Backup is stuck at checksum for a long time

translator_bot · June 23, 2024, 3:12am

Note:
This topic has been translated from a Chinese forum by GPT and might contain errors.

Original topic: br 备份一直卡在checksum很长时间

| username: blaine

【TiDB Usage Environment】Production
【TiDB Version】v5.2.0
【Encountered Problem】BR full backup keeps on checksum
【Reproduction Path】None
【Problem Phenomenon and Impact】
【Attachment】

This image shows it is stuck on checksum

This image shows the backup log, no errors found, but the total data size is only 288GB, not that large. However, it has been stuck at 98.95% during checksum for an hour. Is this normal? If I stop the backup process now, can I restore the data on the target end?

After waiting for about 6 hours, it finally completed.

, the checksum took longer than the backup itself. What could be the reason for this?

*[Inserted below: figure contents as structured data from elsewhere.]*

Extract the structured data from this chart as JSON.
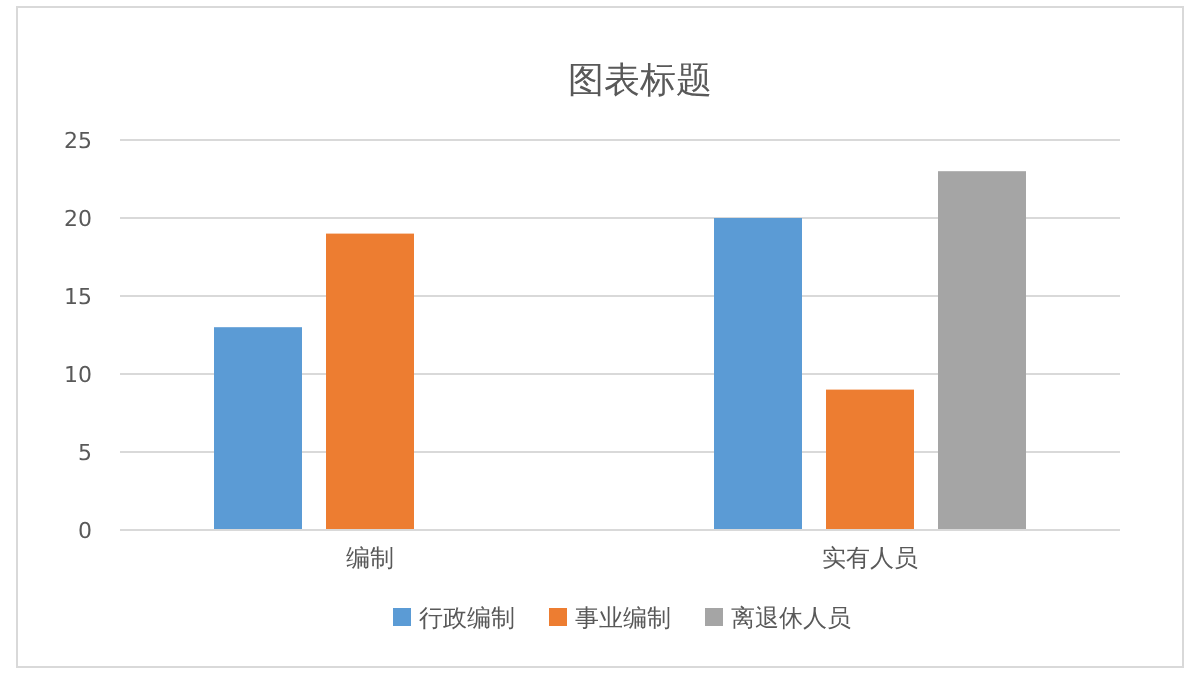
{
  "chart_data": {
    "type": "bar",
    "title": "图表标题",
    "categories": [
      "编制",
      "实有人员"
    ],
    "series": [
      {
        "name": "行政编制",
        "color": "#5b9bd5",
        "values": [
          13,
          20
        ]
      },
      {
        "name": "事业编制",
        "color": "#ed7d31",
        "values": [
          19,
          9
        ]
      },
      {
        "name": "离退休人员",
        "color": "#a5a5a5",
        "values": [
          null,
          23
        ]
      }
    ],
    "ylim": [
      0,
      25
    ],
    "yticks": [
      0,
      5,
      10,
      15,
      20,
      25
    ],
    "grid": "y",
    "legend": "bottom"
  }
}
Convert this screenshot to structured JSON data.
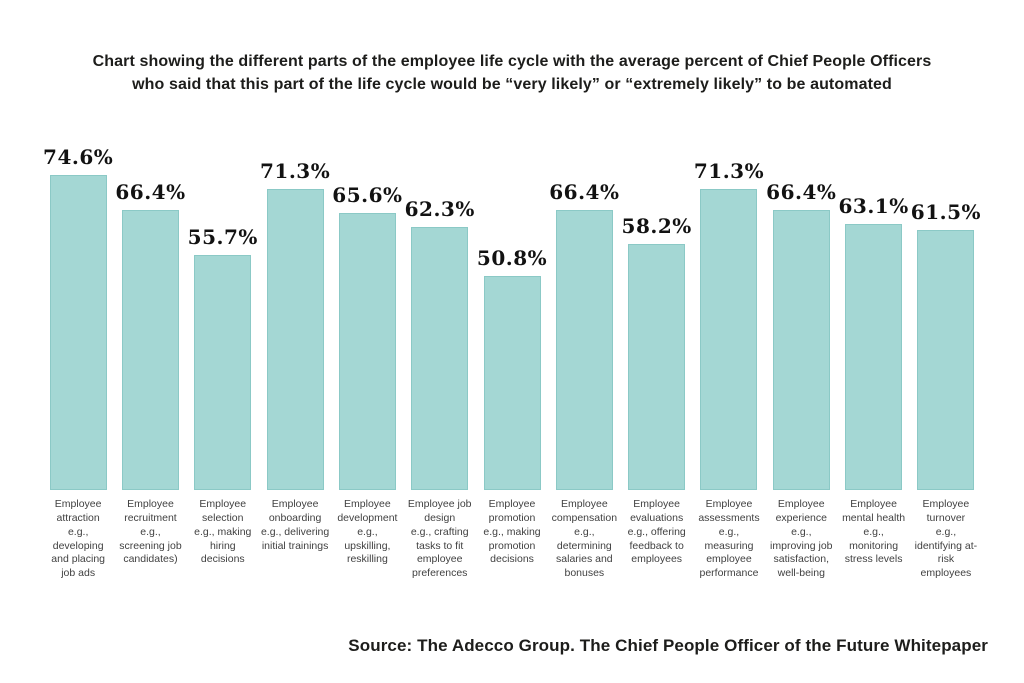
{
  "title": {
    "line1": "Chart showing the different parts of the employee life cycle with the average percent of Chief People Officers",
    "line2": "who said that this part of the life cycle would be “very likely” or “extremely likely” to be automated"
  },
  "source": "Source: The Adecco Group. The Chief People Officer of the Future Whitepaper",
  "colors": {
    "bar_fill": "#a4d7d4",
    "bar_border": "#8bc9c6",
    "text_dark": "#1d1d1b",
    "label_gray": "#414141"
  },
  "chart_data": {
    "type": "bar",
    "title": "Chart showing the different parts of the employee life cycle with the average percent of Chief People Officers who said that this part of the life cycle would be “very likely” or “extremely likely” to be automated",
    "xlabel": "",
    "ylabel": "",
    "unit": "%",
    "ylim": [
      0,
      80
    ],
    "grid": false,
    "legend": "none",
    "value_labels_shown": true,
    "categories": [
      "Employee attraction",
      "Employee recruitment",
      "Employee selection",
      "Employee onboarding",
      "Employee development",
      "Employee job design",
      "Employee promotion",
      "Employee compensation",
      "Employee evaluations",
      "Employee assessments",
      "Employee experience",
      "Employee mental health",
      "Employee turnover"
    ],
    "examples": [
      "e.g., developing and placing job ads",
      "e.g., screening job candidates)",
      "e.g., making hiring decisions",
      "e.g., delivering initial trainings",
      "e.g., upskilling, reskilling",
      "e.g., crafting tasks to fit employee preferences",
      "e.g., making promotion decisions",
      "e.g., determining salaries and bonuses",
      "e.g., offering feedback to employees",
      "e.g., measuring employee performance",
      "e.g., improving job satisfaction, well-being",
      "e.g., monitoring stress levels",
      "e.g., identifying at-risk employees"
    ],
    "values": [
      74.6,
      66.4,
      55.7,
      71.3,
      65.6,
      62.3,
      50.8,
      66.4,
      58.2,
      71.3,
      66.4,
      63.1,
      61.5
    ],
    "value_labels": [
      "74.6%",
      "66.4%",
      "55.7%",
      "71.3%",
      "65.6%",
      "62.3%",
      "50.8%",
      "66.4%",
      "58.2%",
      "71.3%",
      "66.4%",
      "63.1%",
      "61.5%"
    ]
  }
}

The data size is not very large, only 290GB, yet the checksum took around 6 hours. It’s quite frustrating.

translator_bot · June 23, 2024, 3:12am

| username: yilong | Original post link

You can check the BR monitoring to see if any resources are insufficient. For example, whether the CPU or IO is fully utilized.

translator_bot · June 23, 2024, 3:12am

| username: Tank001 | Original post link

Check the resources, or see if there are other places calling it.

translator_bot · June 23, 2024, 3:12am

| username: Hacker007 | Original post link

Based on experience, IO bottleneck, I had a similar situation before.

translator_bot · June 23, 2024, 3:12am

| username: zhouzeru | Original post link

Take a look at the monitoring, we can only make blind guesses otherwise.

translator_bot · June 23, 2024, 3:12am

| username: alfred | Original post link

Does it take a long time to checksum every time you back up?

translator_bot · June 23, 2024, 3:12am

| username: neilshen | Original post link

BR performs checksum calculations to ensure the integrity of backup data.

Based on the current information, the slow checksum calculation may be due to the following reasons:

There is a large amount of historical data in the TiDB cluster, leading to slow data reading. You can check the GC configuration by executing select VARIABLE_NAME, VARIABLE_VALUE from mysql.tidb; and appropriately reduce tikv_gc_life_time. Refer to TiDB Garbage Collection (GC).
The CPU of the TiKV node does not support PCLMULQDQ or SSE 4.1 instructions. You can check this by running cat /proc/cpuinfo.

You can also skip the checksum calculation during BR backup by adding --checksum=false.